Sepucuk Impian

Desa sebuah wilayah dimana semua kehidupan dan juga alam disana masih asri dan juga alami. Udara yang segar dan sejuk di pagi hari, kehidupan masyarakat yang masih tradisional yang juga masih sangat menjunjung tinggi adat istiadat, kerukunan dan keharmonisan yang selalu terjalin antar masyarakat menambah suasana nyaman saat berada disana.

Setiap tradisi yang ada di desa selalu mereka ikuti dan jalani dengan penuh khidmat. Tak heran jika orang desa sangat-sangat memahami apa arti dari sebuah tradisi maupun ritual. Mungkin dari itu semua membuat Kayla nyaman hidup di desa. Kayla seorang remaja perempuan berusia 15tahun yang lahir dan juga dibesarkan di desa. Kedua orang tuanya pun hanya seorang petani, dan mayoritas masyarakat di desanya hanya bekerja sebagai buruh petani, kuli-kuli, dan ada juga yang menganggur.

Namun itu semua tak membuat Kayla malu hidup dan juga besar di desa, justru karna itulah dia mempunyai mimpi dan tekad yang kuat untuk merubah kondisi lapangan pekerjaan yang masih terbatas di desa. Saat itu di desanya mayoritas remaja perempuan dan juga laki-lakinya hanya berijazahkan smp itu semua dikarenakan Sekolah Menengah Atas yang dijanjikan oleh pemerintah tidak juga segera dibangun. Karena sarana yang minim dan juga medan yang tidak mudah ditempuh membuat alasan tersendiri bagi pemerintah untuk mengulur-ulur pembangunan Sekolah Menengah Atas di desa Kayla.

 

Dan mau tidak mau jika ada yang ingin melanjutkan ke jenjang SMA warga di desa harus rela merogoh uang yang tidak sedikit untuk melanjutkan pendidikan anak-anaknya di kota. Maka dari itu banyak dari warga desa yang tak ingin anaknya melanjutkan ke jenjang SMA dikarenakan jarak maupun kondisi ekonomi kedua orangtuanya.
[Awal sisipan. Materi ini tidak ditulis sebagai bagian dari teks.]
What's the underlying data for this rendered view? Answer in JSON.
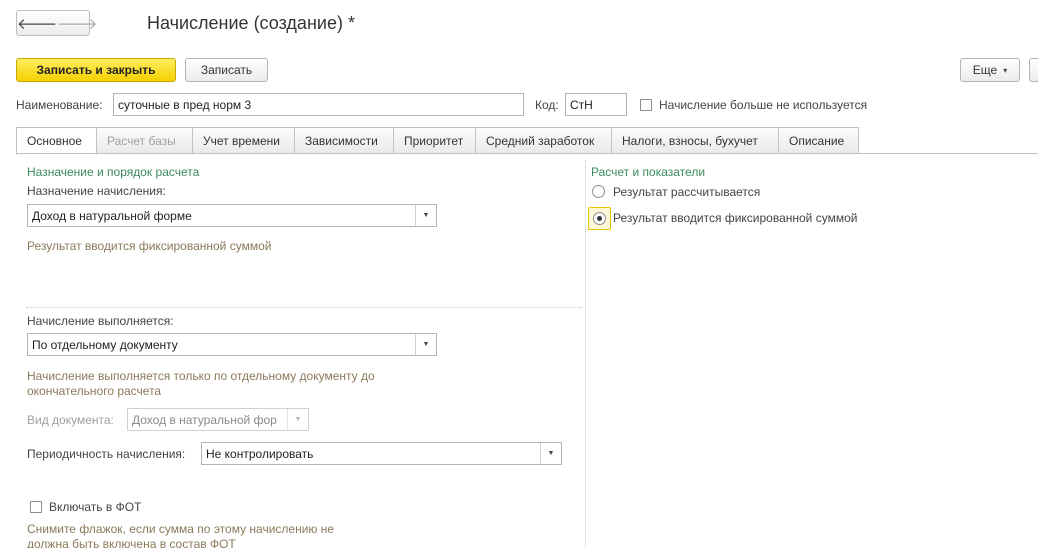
{
  "header": {
    "title": "Начисление (создание) *",
    "back_arrow": "🡐",
    "forward_arrow": "🡒"
  },
  "toolbar": {
    "save_close_label": "Записать и закрыть",
    "save_label": "Записать",
    "more_label": "Еще",
    "more_arrow": "▾"
  },
  "fields": {
    "name_label": "Наименование:",
    "name_value": "суточные в пред норм 3",
    "code_label": "Код:",
    "code_value": "СтН",
    "unused_label": "Начисление больше не используется"
  },
  "tabs": [
    {
      "label": "Основное"
    },
    {
      "label": "Расчет базы"
    },
    {
      "label": "Учет времени"
    },
    {
      "label": "Зависимости"
    },
    {
      "label": "Приоритет"
    },
    {
      "label": "Средний заработок"
    },
    {
      "label": "Налоги, взносы, бухучет"
    },
    {
      "label": "Описание"
    }
  ],
  "left_panel": {
    "section_title": "Назначение и порядок расчета",
    "purpose_label": "Назначение начисления:",
    "purpose_value": "Доход в натуральной форме",
    "purpose_hint": "Результат вводится фиксированной суммой",
    "execution_label": "Начисление выполняется:",
    "execution_value": "По отдельному документу",
    "execution_hint_line1": "Начисление выполняется только по отдельному документу до",
    "execution_hint_line2": "окончательного расчета",
    "doc_type_label": "Вид документа:",
    "doc_type_value": "Доход в натуральной фор",
    "periodicity_label": "Периодичность начисления:",
    "periodicity_value": "Не контролировать",
    "fot_label": "Включать в ФОТ",
    "fot_hint_line1": "Снимите флажок, если сумма по этому начислению не",
    "fot_hint_line2": "должна быть включена в состав ФОТ"
  },
  "right_panel": {
    "section_title": "Расчет и показатели",
    "option_calculated": "Результат рассчитывается",
    "option_fixed": "Результат вводится фиксированной суммой"
  },
  "dropdown_arrow": "▼"
}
“Bagaimana bisa merubah kondisi lapangan pekerjaan ataupun pendidikan di desa jika tidak ingin melanjutkan ke jenjang SMA?” Padahal disaat SMA lah wawasan kita bisa bertambah luas. Itulah pikiran yang terlintas dalam benak Kayla. Hari demi hari terus berjalan pikiran itu selalu menghantui Kayla. Dan akhirnya ia pun memberanikan diri mengatakan itu pada orangtuanya, penolakan yang tegas langsung dikatakan oleh ayahnya. Ia pun mencoba untuk menjelaskan maksud dan tujuannya melanjutkan pendidikannya ke jenjang SMA di kota. Namun itu semua membuat ayah dan ibunya merasa berat hati untuk melepaskan Kayla. Setelah seminggu berjalan akhirnya Kayla memberanikan diri untuk berangkat ke kota dan dengan berat hati sang ayah mengantar kayla ke terminal bis. Ibunya pun terlihat sedih ketika Kayla meninggalkan rumah dan memutuskan melanjutkan pendidikannya di kota.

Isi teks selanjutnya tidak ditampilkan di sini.